Sunday, January 20, 2019

Birthday Review: Short Fiction of Kij Johnson

Another birthday today is that of the wonderful and versatile Kij Johnson. Here's a collection of my Locus reviews (plus one from my blog) of  her work:

Capsule look at Conqueror Fantastic (2004)

Kij Johnson's "The Empress Jingu Fishes" (Conqueror Fantastic) is a short, beautiful, evocation of a Japanese Empress.

Locus, November 2007

And finally to two very strong original anthologies. Ellen Datlow and Terri Windling offer another themed book on folk themes: The Coyote Road. The subject is trickster tales, and fortunately the theme has been interpreted very freely.... In Kij Johnson’s “The Evolution of Trickster Stories Among the Dogs of North Park After the Change”, the title “Change” is animals learning to talk,  which proves difficult for pet owners for multiple reasons. Many dogs are abandoned, and many are killed. The story revolves around a series of cunningly changing tales the newly speaking dogs in one small city park tell a sympathetic woman. The thought-provoking real subject, of course, is our present relationship with non-speaking animals.

Locus, July 2008

From the July Asimov’s, Kij Johnson’s “26 Monkeys, Also the Abyss” is a sheer delight. Aimee is the operator of an act featuring 26 monkeys, who perform various stunts, then disappear. The story, of course, isn’t about the monkeys disappearing – it’s about Aimee, and how she got there, and her boyfriend, and their future, if they have one.

Locus, January 2010

Clarkesworld also continues to provide really strong work, much of it Science Fiction of an unusual cast. For instance, from October, Kij Johnson’s “Spar”, a story of a human and an alien marooned together on a space lifeboat. It’s aggressively unpleasant – their only communication seems to be sex – if it counts as sex – but unforgettable.
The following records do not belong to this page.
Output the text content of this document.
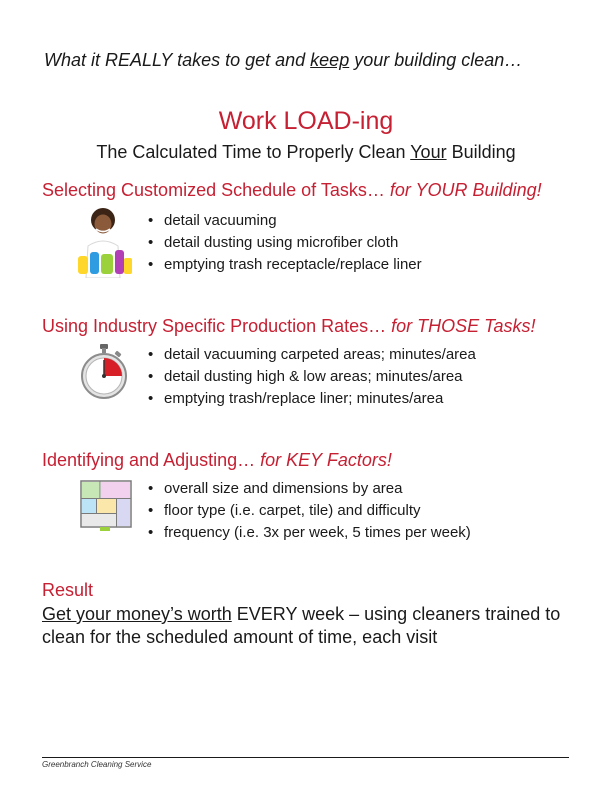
What it REALLY takes to get and keep your building clean…
Work LOAD-ing
The Calculated Time to Properly Clean Your Building
Selecting Customized Schedule of Tasks… for YOUR Building!
• detail vacuuming
• detail dusting using microfiber cloth
• emptying trash receptacle/replace liner
Using Industry Specific Production Rates… for THOSE Tasks!
• detail vacuuming carpeted areas; minutes/area
• detail dusting high & low areas; minutes/area
• emptying trash/replace liner; minutes/area
Identifying and Adjusting… for KEY Factors!
• overall size and dimensions by area
• floor type (i.e. carpet, tile) and difficulty
• frequency (i.e. 3x per week, 5 times per week)
Result
Get your money’s worth EVERY week – using cleaners trained to clean for the scheduled amount of time, each visit
Greenbranch Cleaning Service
Review of Eclipse 4, from the May 2011 Locus

“Story Kit”, by Kij Johnson, begins with Damon Knight’s six story types, and continues by listing a number of stories of abandoned women … It’s about a woman, a writer, who, we gather without quite being told in so many words, has been dumped. Much of the story is meditation on the story of Dido (Queen of Carthage, loved and then abandoned by Aeneas). It’s interesting, and well-written ...

Locus, November 2011

The other novella from the October-November Asimov's is outstanding: “The Man Who Bridged the Mist”, by Kij Johnson. Kit is an engineer, taking over a project to build a bridge across a river of a strange substance called “mist”. The story is quiet, fairly simple, but involving throughout, as we see Kit's job from numerous angles: there are engineering problems, management problems, tragedies, potential issues with the locals (including the “Ferry” people, whose business would vanish with the success of the bridge). There's Kit's history, and his rootless life. There's the somewhat (but not terribly) exotic setting. I don't think the story has any “wow” moments – it's just a solid accumulation of absorbing detail.

Locus, October 2012

Kij Johnson's “Mantis Wives” (Clarkesworld, August) is a short sharp look at male/female relations described as if women, like mantises, devour their mates.

Locus, October 2016

Also from, in this case their line of novellas, is a beautiful story by Kij Johnson, The Dream Quest of Vellitt Boe. This is evidently in dialogue with H. P. Lovecraft’s “The Dream Quest of Unknown Kadash” (which I confess I have not read), though I was more reminded of Lord Dunsany: and after all Lovecraft’s story (unpublished in his lifetime) was written quite overtly under the influence of Dunsany. Johnson, as well, writes of a Lovecraftian world with, well, actual recognizable women! Vellitt Boe is a professor at a women’s college in the Dreamlands. One of her students has run away with a dreamer – a man from our world. This is a problem, because her father is influential … and, as it happens, her grandfather even more so, in scary way. So Vellitt, who has experience wandering, must set off after her, through very dangerous places, and even an encounter with her old lover, Randolph Carter, in search of a way to the waking world, to persuade her student to return. This story is just beautifully written – way more Dunsany than Lovecraft! – and exciting, and well imagined, using the good stuff from Lovecraft and new good stuff, and honest about consequences. Unquestionably one of the stories of the year.